86. 86. A method for identifying a combination of compounds that may be useful for the treatment of an immuno-inflammatory disorder, said method comprising the steps of: (a) identifying a compound that reduces the secretion of pro-inflammatory cytokines; (b) contacting proliferating cells in vi tro with a tricyclic compound and a compound identified in step (a); and (c) determining whether the combination of said tricyclic compound and said compound identified in step (a) reduces the secretion of pro-inflammatory cytokines, relative to cells contacted with said tricyclic compound but not contacted with said identified compound in step (a) or in contact with the compound identified in step (a) but not in contact with the tricyclic compound, where a reduction in pro-inflammatory cytokine secretion identifies the combination as a combination that can be useful for the treatment of an immuno-inflammatory disorder.

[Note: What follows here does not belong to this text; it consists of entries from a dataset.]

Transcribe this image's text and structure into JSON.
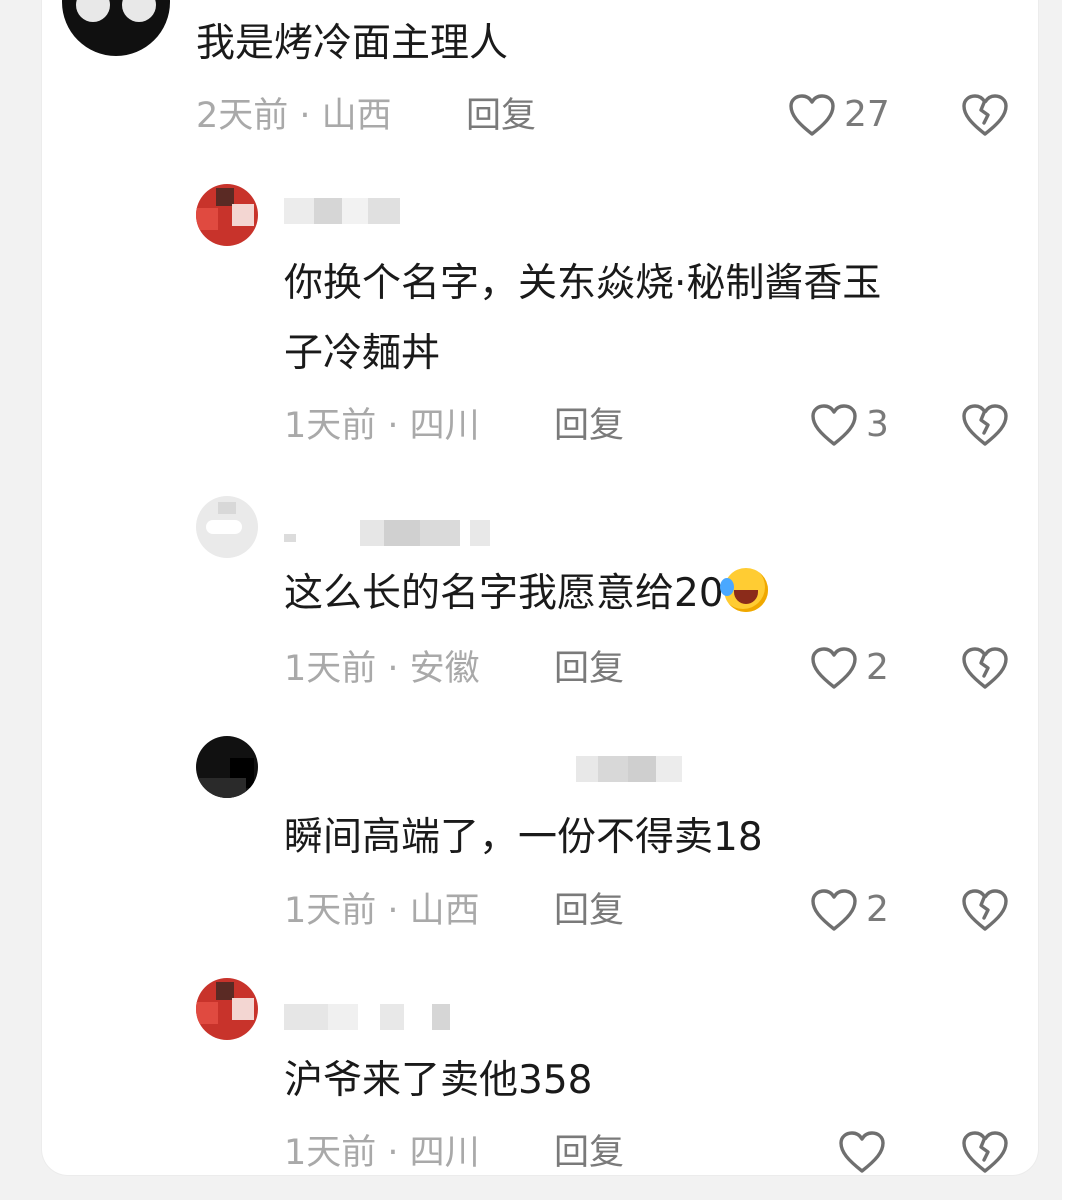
{
  "comments": [
    {
      "text": "我是烤冷面主理人",
      "meta": "2天前 · 山西",
      "reply": "回复",
      "likes": "27",
      "avatar": "black-avatar"
    },
    {
      "text_line1": "你换个名字，关东焱烧·秘制酱香玉",
      "text_line2": "子冷麺丼",
      "meta": "1天前 · 四川",
      "reply": "回复",
      "likes": "3",
      "avatar": "red-avatar"
    },
    {
      "text": "这么长的名字我愿意给20",
      "emoji": "laughing-crying-emoji",
      "meta": "1天前 · 安徽",
      "reply": "回复",
      "likes": "2",
      "avatar": "grey-avatar"
    },
    {
      "text": "瞬间高端了，一份不得卖18",
      "meta": "1天前 · 山西",
      "reply": "回复",
      "likes": "2",
      "avatar": "black-avatar"
    },
    {
      "text": "沪爷来了卖他358",
      "meta": "1天前 · 四川",
      "reply": "回复",
      "likes": "",
      "avatar": "red-avatar"
    }
  ],
  "icons": {
    "like": "heart-outline-icon",
    "dislike": "broken-heart-icon"
  },
  "colors": {
    "background": "#f2f2f2",
    "card": "#ffffff",
    "text": "#1a1a1a",
    "meta": "#a9a9a9",
    "action": "#7a7a7a"
  }
}
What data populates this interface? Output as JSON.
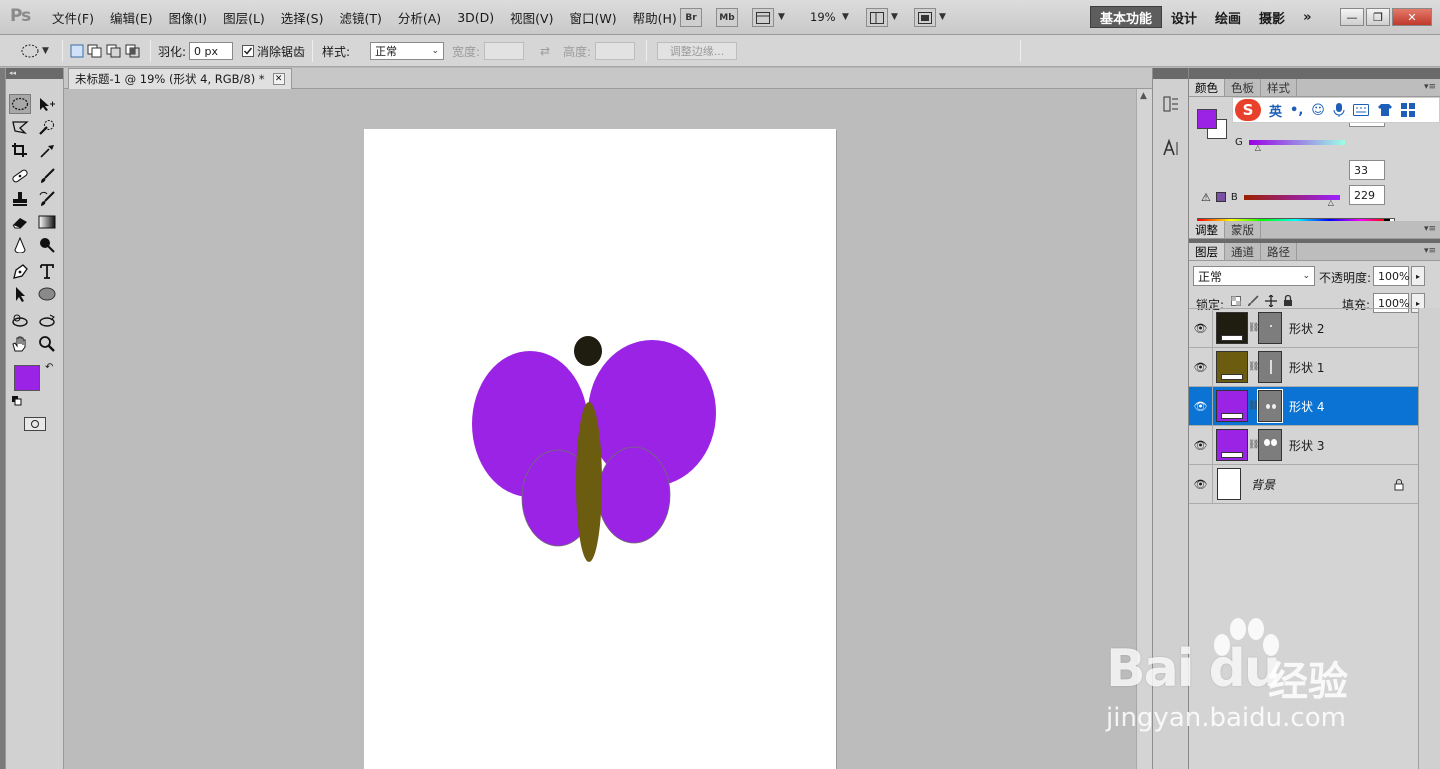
{
  "app": {
    "logo": "Ps"
  },
  "menu": [
    "文件(F)",
    "编辑(E)",
    "图像(I)",
    "图层(L)",
    "选择(S)",
    "滤镜(T)",
    "分析(A)",
    "3D(D)",
    "视图(V)",
    "窗口(W)",
    "帮助(H)"
  ],
  "appbar": {
    "br": "Br",
    "mb": "Mb",
    "zoom": "19%"
  },
  "workspaces": [
    "基本功能",
    "设计",
    "绘画",
    "摄影",
    "»"
  ],
  "window_buttons": {
    "min": "—",
    "restore": "❐",
    "close": "✕"
  },
  "options": {
    "feather_label": "羽化:",
    "feather_value": "0 px",
    "antialias_label": "消除锯齿",
    "style_label": "样式:",
    "style_value": "正常",
    "width_label": "宽度:",
    "height_label": "高度:",
    "refine_label": "调整边缘..."
  },
  "document": {
    "tab_title": "未标题-1 @ 19% (形状 4, RGB/8) *"
  },
  "colors": {
    "foreground": "#9b23e5",
    "wing": "#9b23e5",
    "body": "#6b5c10",
    "head": "#1f1d10"
  },
  "color_panel": {
    "tabs": [
      "颜色",
      "色板",
      "样式"
    ],
    "channels": [
      {
        "label": "R",
        "value": ""
      },
      {
        "label": "G",
        "value": "33"
      },
      {
        "label": "B",
        "value": "229"
      }
    ]
  },
  "ime": {
    "lang": "英"
  },
  "adjust_panel": {
    "tabs": [
      "调整",
      "蒙版"
    ]
  },
  "layers_panel": {
    "tabs": [
      "图层",
      "通道",
      "路径"
    ],
    "blend_mode": "正常",
    "opacity_label": "不透明度:",
    "opacity_value": "100%",
    "lock_label": "锁定:",
    "fill_label": "填充:",
    "fill_value": "100%",
    "layers": [
      {
        "name": "形状 2",
        "color": "#1f1d10",
        "selected": false
      },
      {
        "name": "形状 1",
        "color": "#6b5c10",
        "selected": false
      },
      {
        "name": "形状 4",
        "color": "#9b23e5",
        "selected": true
      },
      {
        "name": "形状 3",
        "color": "#9b23e5",
        "selected": false
      },
      {
        "name": "背景",
        "color": "#ffffff",
        "selected": false
      }
    ]
  },
  "watermark": {
    "brand": "Bai du",
    "brand_cn": "经验",
    "url": "jingyan.baidu.com"
  }
}
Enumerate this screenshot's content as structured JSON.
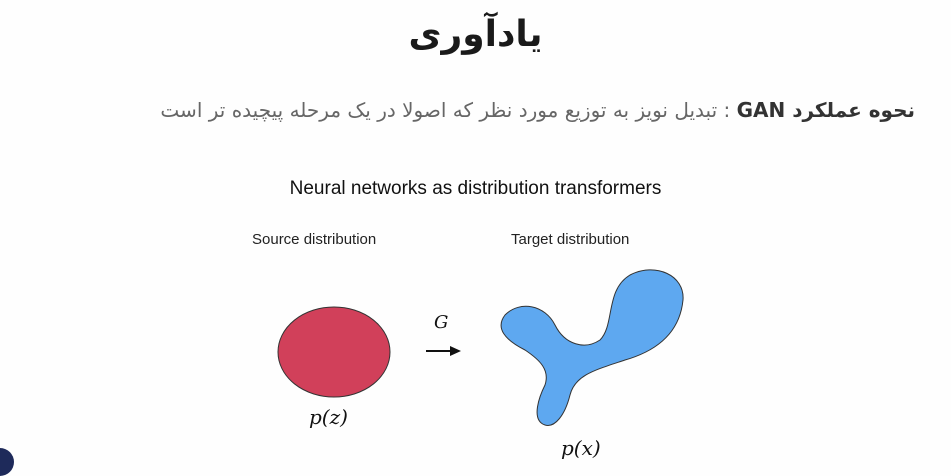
{
  "slide": {
    "title": "یادآوری",
    "subtitle_bold": "نحوه عملکرد GAN",
    "subtitle_rest": " : تبدیل نویز به توزیع مورد نظر که اصولا در یک مرحله پیچیده تر است"
  },
  "figure": {
    "title": "Neural networks as distribution transformers",
    "source_label": "Source distribution",
    "target_label": "Target distribution",
    "generator_label": "G",
    "source_math": "p(z)",
    "target_math": "p(x)",
    "colors": {
      "source": "#d1405a",
      "target": "#5ea8f0",
      "outline": "#333333"
    }
  }
}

87. 87. A method for identifying a combination of compounds that may be useful for the treatment of an immuno-inflammatory disorder, said method comprising the steps of: (a) identifying a compound that reduces the secretion of pro-inflammatory cytokines; (b) contacting proliferating cells in vi tro with a cortico-steroid and a compound identified in step (to); and (c) determining whether the combination of said cortico-steroid and said compound identified in step (a) reduces the secretion of pro-inflammatory cytokines, relative to cells contacted with said cortico-steroid but not put in contact with said compound identified in step (a) or contacted with the compound identified in step (a) but not in contact with the cortico-steroid, where a reduction in pro-inflammatory cytokine secretion identifies the combination as a combination that can be useful for the treatment of an immuno-inflammatory disorder.